Supreme Court decision on Unison’s challenge to the lawfulness of fees regime
July 27, 2017
By Alfred Weiss
No doubt by now all Employment lawyers are aware of what must be the most unexpected (and dare I say widely welcomed) announcement in the employment law world for years.
Highlights of the decision include:
- The rule of law may not be reduced by statutory instrument operated by a minister
- The Employment Tribunal Fees order does prevent access to justice and so is ultra vires
- Lady Hale concluded the charging of higher fees for Type B claims (that included discrimination claims) was indirectly discriminatory
What is happening now?
It appears that Tribunals will not accept payment for ET1s lodged in person.

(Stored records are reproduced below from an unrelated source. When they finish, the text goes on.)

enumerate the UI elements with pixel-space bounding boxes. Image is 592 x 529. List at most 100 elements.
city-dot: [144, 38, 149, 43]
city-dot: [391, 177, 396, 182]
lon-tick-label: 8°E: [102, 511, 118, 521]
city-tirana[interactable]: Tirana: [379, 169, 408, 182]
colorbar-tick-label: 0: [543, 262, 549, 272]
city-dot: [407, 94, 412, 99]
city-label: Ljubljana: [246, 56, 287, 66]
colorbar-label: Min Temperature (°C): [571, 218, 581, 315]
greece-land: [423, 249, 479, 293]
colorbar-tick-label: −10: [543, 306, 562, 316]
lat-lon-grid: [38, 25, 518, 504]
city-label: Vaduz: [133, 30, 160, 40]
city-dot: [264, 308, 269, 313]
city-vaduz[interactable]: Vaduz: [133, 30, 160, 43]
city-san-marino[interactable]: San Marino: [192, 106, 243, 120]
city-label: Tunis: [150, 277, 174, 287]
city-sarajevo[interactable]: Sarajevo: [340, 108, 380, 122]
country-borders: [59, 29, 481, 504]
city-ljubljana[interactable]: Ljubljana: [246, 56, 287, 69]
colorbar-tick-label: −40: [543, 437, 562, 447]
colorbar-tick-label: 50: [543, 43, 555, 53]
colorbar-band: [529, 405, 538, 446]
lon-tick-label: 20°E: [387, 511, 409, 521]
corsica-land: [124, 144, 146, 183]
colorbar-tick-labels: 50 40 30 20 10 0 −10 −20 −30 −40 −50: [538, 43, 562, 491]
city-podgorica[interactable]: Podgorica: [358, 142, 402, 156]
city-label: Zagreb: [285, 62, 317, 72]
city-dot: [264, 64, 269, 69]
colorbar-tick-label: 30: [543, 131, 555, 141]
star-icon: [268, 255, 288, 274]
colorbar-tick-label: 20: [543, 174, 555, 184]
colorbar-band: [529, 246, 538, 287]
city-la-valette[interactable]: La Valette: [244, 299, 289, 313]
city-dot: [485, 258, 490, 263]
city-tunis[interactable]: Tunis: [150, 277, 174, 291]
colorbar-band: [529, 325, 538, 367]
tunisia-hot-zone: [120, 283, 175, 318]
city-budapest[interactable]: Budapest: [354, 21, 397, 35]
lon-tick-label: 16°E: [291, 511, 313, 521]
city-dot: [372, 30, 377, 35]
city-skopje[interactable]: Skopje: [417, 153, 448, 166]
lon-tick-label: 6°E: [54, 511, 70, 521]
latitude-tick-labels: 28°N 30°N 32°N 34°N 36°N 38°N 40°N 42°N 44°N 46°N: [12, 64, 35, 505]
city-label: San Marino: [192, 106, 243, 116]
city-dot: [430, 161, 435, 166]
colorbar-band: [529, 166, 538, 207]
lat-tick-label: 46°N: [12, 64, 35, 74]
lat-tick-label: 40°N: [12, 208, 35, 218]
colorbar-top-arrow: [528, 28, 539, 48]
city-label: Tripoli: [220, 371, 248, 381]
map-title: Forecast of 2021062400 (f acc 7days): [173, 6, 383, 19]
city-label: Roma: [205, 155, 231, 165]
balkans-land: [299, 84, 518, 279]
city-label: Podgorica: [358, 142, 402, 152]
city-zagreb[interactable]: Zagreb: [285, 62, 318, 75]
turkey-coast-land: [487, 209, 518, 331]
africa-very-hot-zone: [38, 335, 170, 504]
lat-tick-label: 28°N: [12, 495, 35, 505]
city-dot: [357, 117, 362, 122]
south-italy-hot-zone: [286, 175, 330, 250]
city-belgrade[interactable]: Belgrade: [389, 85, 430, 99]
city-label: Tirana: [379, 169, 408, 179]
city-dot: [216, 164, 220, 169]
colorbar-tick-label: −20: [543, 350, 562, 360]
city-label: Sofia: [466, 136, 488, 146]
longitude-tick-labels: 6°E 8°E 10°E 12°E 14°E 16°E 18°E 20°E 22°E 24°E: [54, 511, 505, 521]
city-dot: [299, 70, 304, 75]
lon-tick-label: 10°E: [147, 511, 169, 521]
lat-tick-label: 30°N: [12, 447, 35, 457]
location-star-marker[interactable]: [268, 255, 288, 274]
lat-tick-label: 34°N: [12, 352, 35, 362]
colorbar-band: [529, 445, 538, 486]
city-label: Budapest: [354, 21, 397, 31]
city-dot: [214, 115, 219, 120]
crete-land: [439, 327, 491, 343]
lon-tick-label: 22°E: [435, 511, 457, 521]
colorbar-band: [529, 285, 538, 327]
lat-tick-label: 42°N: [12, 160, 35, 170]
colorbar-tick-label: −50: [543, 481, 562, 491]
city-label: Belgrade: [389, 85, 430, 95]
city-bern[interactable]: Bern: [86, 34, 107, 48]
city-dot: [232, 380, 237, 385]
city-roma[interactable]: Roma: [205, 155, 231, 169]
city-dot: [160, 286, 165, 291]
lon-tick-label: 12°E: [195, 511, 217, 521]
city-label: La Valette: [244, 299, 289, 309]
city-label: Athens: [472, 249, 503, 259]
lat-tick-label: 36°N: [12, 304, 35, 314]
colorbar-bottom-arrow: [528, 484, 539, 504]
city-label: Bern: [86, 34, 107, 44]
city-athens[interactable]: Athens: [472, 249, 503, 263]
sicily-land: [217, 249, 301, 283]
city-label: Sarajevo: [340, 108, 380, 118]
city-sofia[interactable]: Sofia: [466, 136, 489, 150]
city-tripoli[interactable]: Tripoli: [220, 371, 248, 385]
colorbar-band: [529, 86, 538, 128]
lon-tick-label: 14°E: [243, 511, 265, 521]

Presumably the portal will have to be altered as soon as possible so ET1s submitted online will not require payment.
Somehow litigants who paid fees since the introduction of the fees regime to date will have to have these refunded.
One speculates that the powers that be will wish to implement some kind of alternate fees regime I as opposed to allowing a return to the historic non-fees regime. However, given the Supreme Court’s comments about the limits of statutory instrument in that it cannot deny access to justice, one wonders whether ministers will be ‘brave’ enough to introduce an alternate fees regime via statutory order. One would have thought that Parliament will be far too busy with Brexit to find time in the short or medium term to debate legislation about Employment Tribunal fees. Perhaps in the short to medium term there will be no fee structure at all in place? Alternately, one would have thought that any alternate fees regime brought in via statutory order would have to involve significantly lower fees than those presently in place otherwise it would be at risk of further challenge.